L310: The authors should propose the polynomial tests for the candidate parameters to find the optimal level of LAM in the fish diet for the future studies.

Author Response

Response to Reviewer 2 Comments

Dear reviewer:

Point 1: L15: how many fish? how many tanks? What was the initial weight?

Response: Thanks very much for your suggestion. The fish number, tank number and fish initial weight was shown in Line 14-15.

Point 2: L16: Explain the acronyms fully for the first time. Please check it throughout the manuscript.

Response: Thanks very much for your suggestion. We have carefully revised the acronyms all the manuscript. Please check the “Track change” in the revised manuscript.

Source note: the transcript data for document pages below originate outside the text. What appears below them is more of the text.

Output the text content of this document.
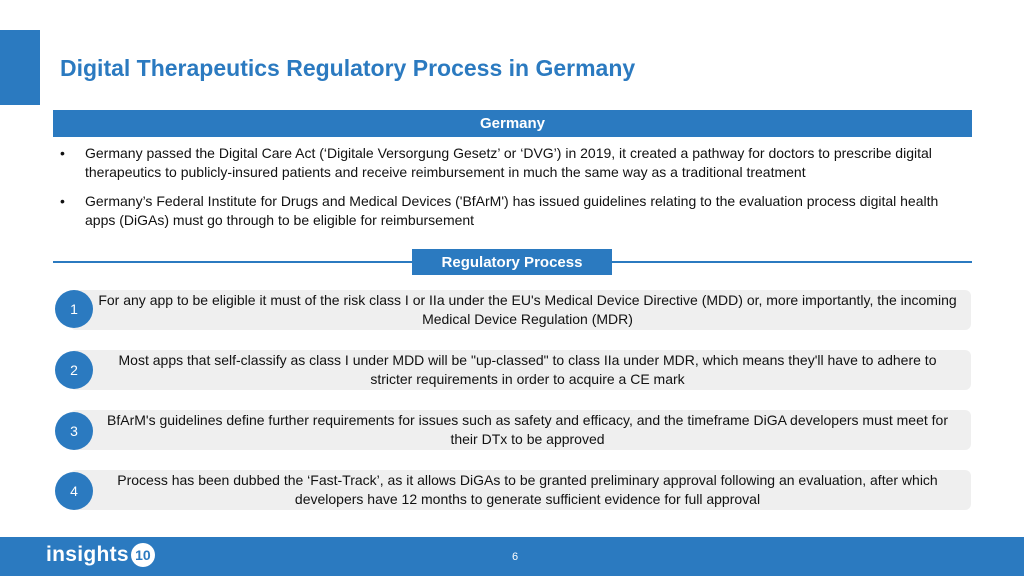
Digital Therapeutics Regulatory Process in Germany
Germany
•	Germany passed the Digital Care Act (‘Digitale Versorgung Gesetz’ or ‘DVG’) in 2019, it created a pathway for doctors to prescribe digital therapeutics to publicly-insured patients and receive reimbursement in much the same way as a traditional treatment
•	Germany’s Federal Institute for Drugs and Medical Devices ('BfArM') has issued guidelines relating to the evaluation process digital health apps (DiGAs) must go through to be eligible for reimbursement
Regulatory Process
For any app to be eligible it must of the risk class I or IIa under the EU's Medical Device Directive (MDD) or, more importantly, the incoming Medical Device Regulation (MDR)
1
Most apps that self-classify as class I under MDD will be "up-classed" to class IIa under MDR, which means they'll have to adhere to stricter requirements in order to acquire a CE mark
2
BfArM's guidelines define further requirements for issues such as safety and efficacy, and the timeframe DiGA developers must meet for their DTx to be approved
3
Process has been dubbed the ‘Fast-Track’, as it allows DiGAs to be granted preliminary approval following an evaluation, after which developers have 12 months to generate sufficient evidence for full approval
4
insights 10	6
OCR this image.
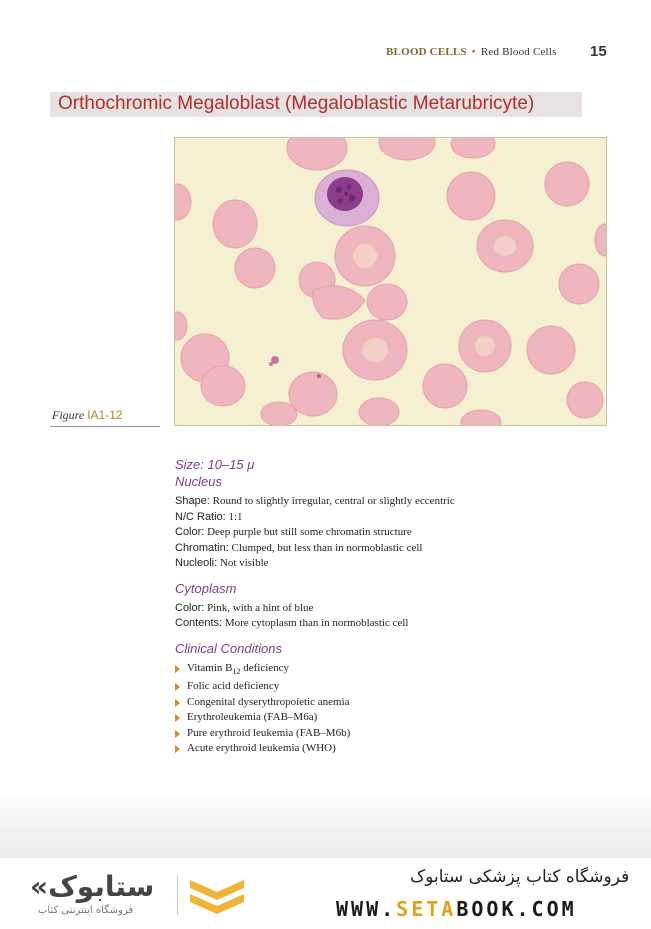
BLOOD CELLS • Red Blood Cells 15
Orthochromic Megaloblast (Megaloblastic Metarubricyte)
Figure IA1-12

Size: 10–15 μ

Nucleus

Shape: Round to slightly irregular, central or slightly eccentric
N/C Ratio: 1:1
Color: Deep purple but still some chromatin structure
Chromatin: Clumped, but less than in normoblastic cell
Nucleoli: Not visible

Cytoplasm

Color: Pink, with a hint of blue
Contents: More cytoplasm than in normoblastic cell

Clinical Conditions

Vitamin $B_{12}$ deficiency
Folic acid deficiency
Congenital dyserythropoietic anemia
Erythroleukemia (FAB–M6a)
Pure erythroid leukemia (FAB–M6b)
Acute erythroid leukemia (WHO)
«ستابوک
فروشگاه اینترنتی کتاب
فروشگاه کتاب پزشکی ستابوک
WWW.SETABOOK.COM
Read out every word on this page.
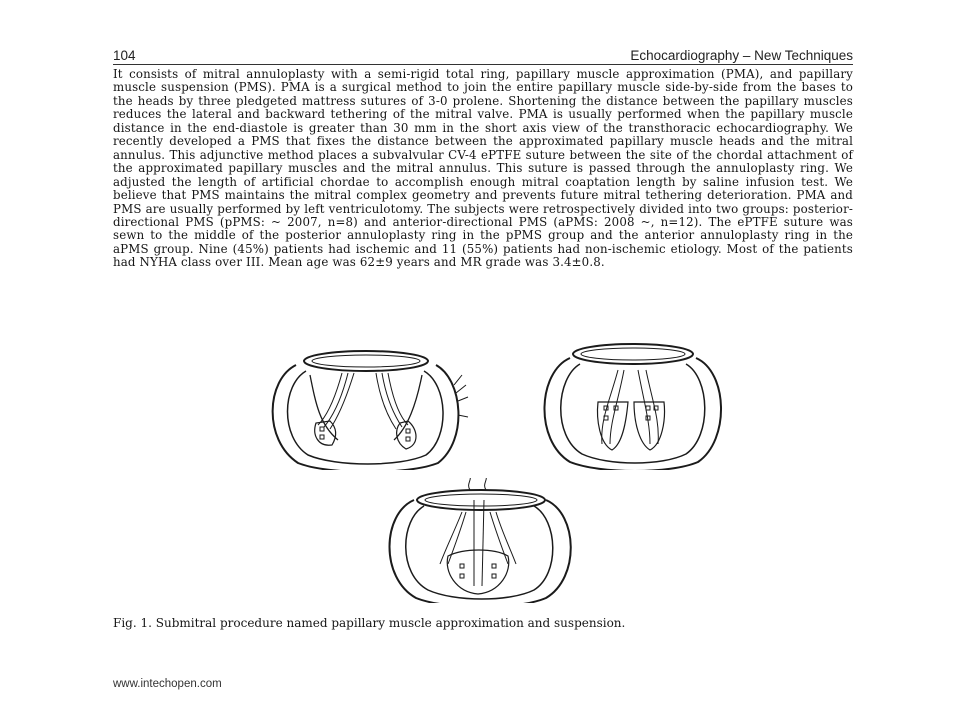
104	Echocardiography – New Techniques

It consists of mitral annuloplasty with a semi-rigid total ring, papillary muscle approximation (PMA), and papillary muscle suspension (PMS). PMA is a surgical method to join the entire papillary muscle side-by-side from the bases to the heads by three pledgeted mattress sutures of 3-0 prolene. Shortening the distance between the papillary muscles reduces the lateral and backward tethering of the mitral valve. PMA is usually performed when the papillary muscle distance in the end-diastole is greater than 30 mm in the short axis view of the transthoracic echocardiography. We recently developed a PMS that fixes the distance between the approximated papillary muscle heads and the mitral annulus. This adjunctive method places a subvalvular CV-4 ePTFE suture between the site of the chordal attachment of the approximated papillary muscles and the mitral annulus. This suture is passed through the annuloplasty ring. We adjusted the length of artificial chordae to accomplish enough mitral coaptation length by saline infusion test. We believe that PMS maintains the mitral complex geometry and prevents future mitral tethering deterioration. PMA and PMS are usually performed by left ventriculotomy. The subjects were retrospectively divided into two groups: posterior-directional PMS (pPMS: ~ 2007, n=8) and anterior-directional PMS (aPMS: 2008 ~, n=12). The ePTFE suture was sewn to the middle of the posterior annuloplasty ring in the pPMS group and the anterior annuloplasty ring in the aPMS group. Nine (45%) patients had ischemic and 11 (55%) patients had non-ischemic etiology. Most of the patients had NYHA class over III. Mean age was 62±9 years and MR grade was 3.4±0.8.

Fig. 1. Submitral procedure named papillary muscle approximation and suspension.

www.intechopen.com
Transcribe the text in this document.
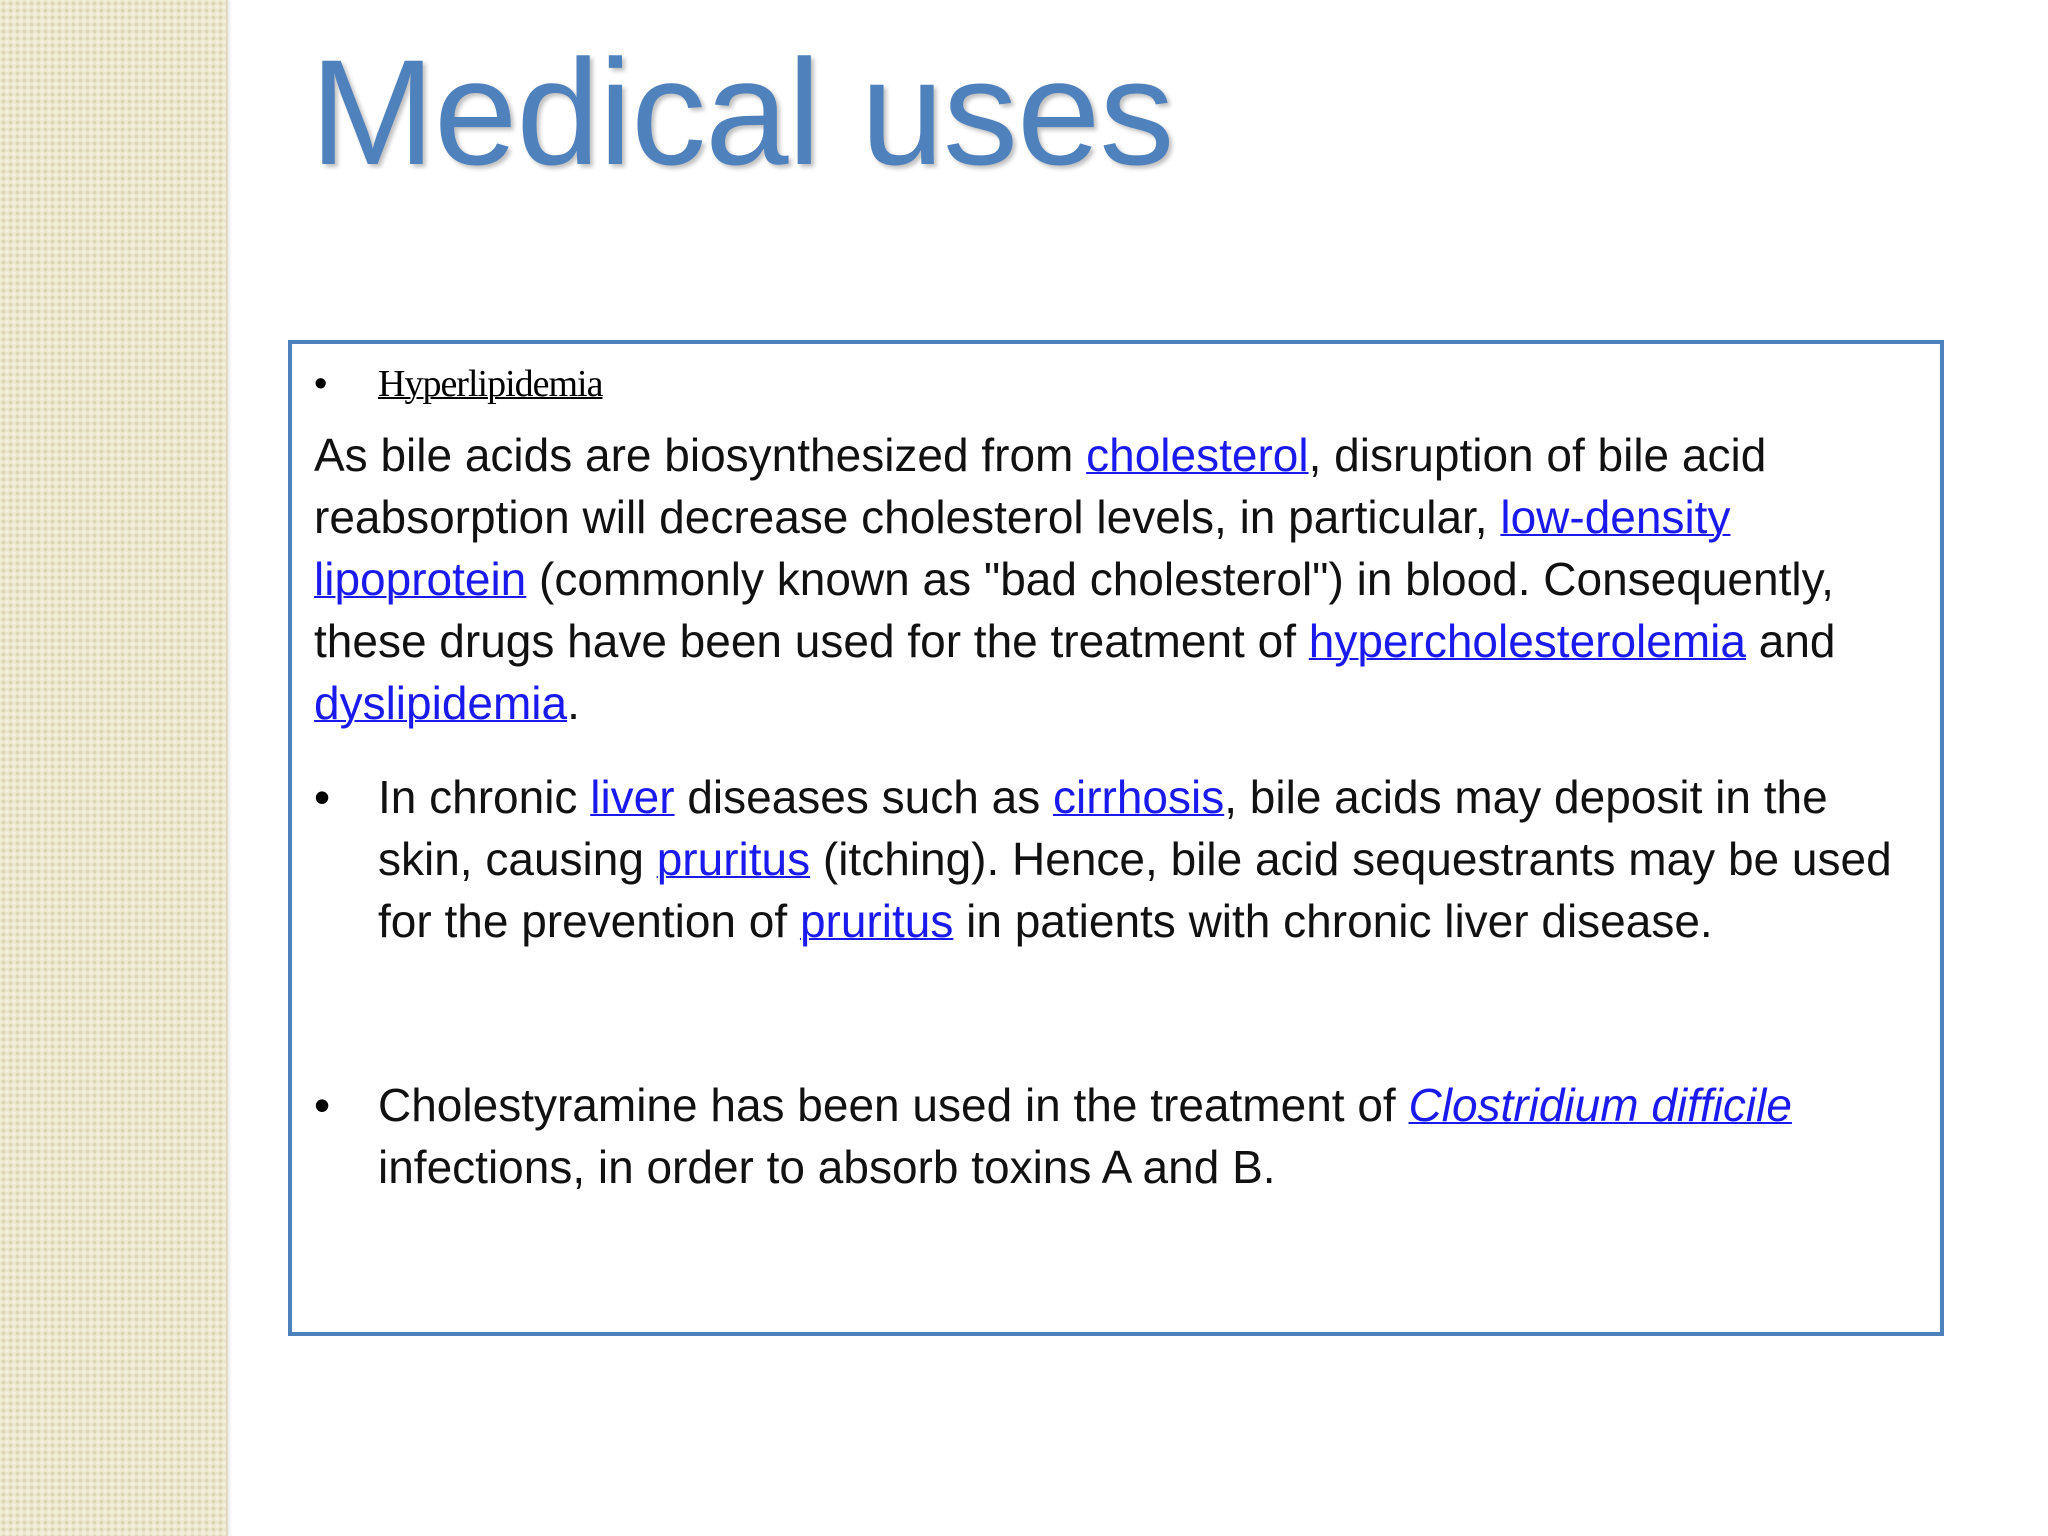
Medical uses
•	Hyperlipidemia
As bile acids are biosynthesized from cholesterol, disruption of bile acid reabsorption will decrease cholesterol levels, in particular, low-density lipoprotein (commonly known as "bad cholesterol") in blood. Consequently, these drugs have been used for the treatment of hypercholesterolemia and dyslipidemia.
•	In chronic liver diseases such as cirrhosis, bile acids may deposit in the skin, causing pruritus (itching). Hence, bile acid sequestrants may be used for the prevention of pruritus in patients with chronic liver disease.
•	Cholestyramine has been used in the treatment of Clostridium difficile infections, in order to absorb toxins A and B.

Point 3: L17: Plz indicate with antioxidant enzymes were significantly changed

Response: Sorry, it’s our fault. We have indicated the significantly changed of antioxidant enzymes in Line 20-21.

Point 4: L22: …. higher than the control group.

Response: Sorry, it’s our fault. We have revised this sentence as follows:” while the content of opportunistic pathogen Plesiomonas, Aeromonas and Brevinema in fish of HL group was substantially higher than the control group” in Line 26.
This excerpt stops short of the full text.